The news of the undisclosed donation to the Disasters Emergency Committee (DEC) appeal came as The Prince was due to meet supporters, volunteers and aid workers at a reception in central London to mark the 50th anniversary of the committee.
He is due to hear details of the work of the DEC responding to disasters across the globe including the Philippines typhoon, the crisis in Syria and the 2004 Indian Ocean Tsunami.
The DEC has run 63 appeals and raised more than £1.1 billion since its launch in 1963 - saving lives and helping to rebuild devastated communities.
The Philippines donation by The Prince and The Duchess comes after they made a donation to the DEC Syria crisis appeal earlier this year following a visit to Syrian refugees in Jordan.
The Royal couple heard first-hand accounts in Jordan of the experiences of refugees from Syria. They were said to have been especially moved by the trauma endured by children caught up in the conflict.
A spokeswoman for the DEC, an alliance of 14 leading charities, said the total raised so far for the Philippines typhoon victims now stands at £68 million.

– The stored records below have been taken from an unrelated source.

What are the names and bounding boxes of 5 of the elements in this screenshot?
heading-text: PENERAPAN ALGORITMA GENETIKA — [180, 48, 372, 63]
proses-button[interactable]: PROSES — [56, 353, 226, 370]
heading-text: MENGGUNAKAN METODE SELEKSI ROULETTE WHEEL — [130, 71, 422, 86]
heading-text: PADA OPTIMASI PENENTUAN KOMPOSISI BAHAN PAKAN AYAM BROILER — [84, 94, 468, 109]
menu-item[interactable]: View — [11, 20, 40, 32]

A Clarence House spokeswoman said: "The Prince of Wales has been kept updated on the situation in the Philippines and wanted to help in whatever way he could."
Chief Executive Saleh Saeed said: " We are delighted that HRH The Prince of Wales has made a generous donation to the DEC Philippines Typhoon Appeal.
"The response from across the whole nation has been extraordinary and will allow us to help many survivors rebuild their lives."
His Royal Highness said his donation was only representative of the British public's generosity.
"Above all else this sort of occasion gives us an opportunity to remark upon the fact that people in this country seem to be some of the most generous people anywhere in the world," he said in a speech at the DEC's 50th Anniversary reception today.
"It is truly remarkable that so much money is raised so quickly."
The Prince said he was grateful for the opportunity to thank the DEC and the public for their willingness to help people less fortunate.
"Your contribution is truly remarkable," he said.
The Prince said the disaster was also a reminder of modern challenges, like climate change.
"(There are) ever greater extremes when it comes to whether events and disasters, which are also helping to contribute to evermore conflict on the ground over scarce resources and movements of people and so on," he said.
"It does seem to me that perhaps some of these disasters might be a wake-up call in terms of a need to look at the whole issue in an integrated way."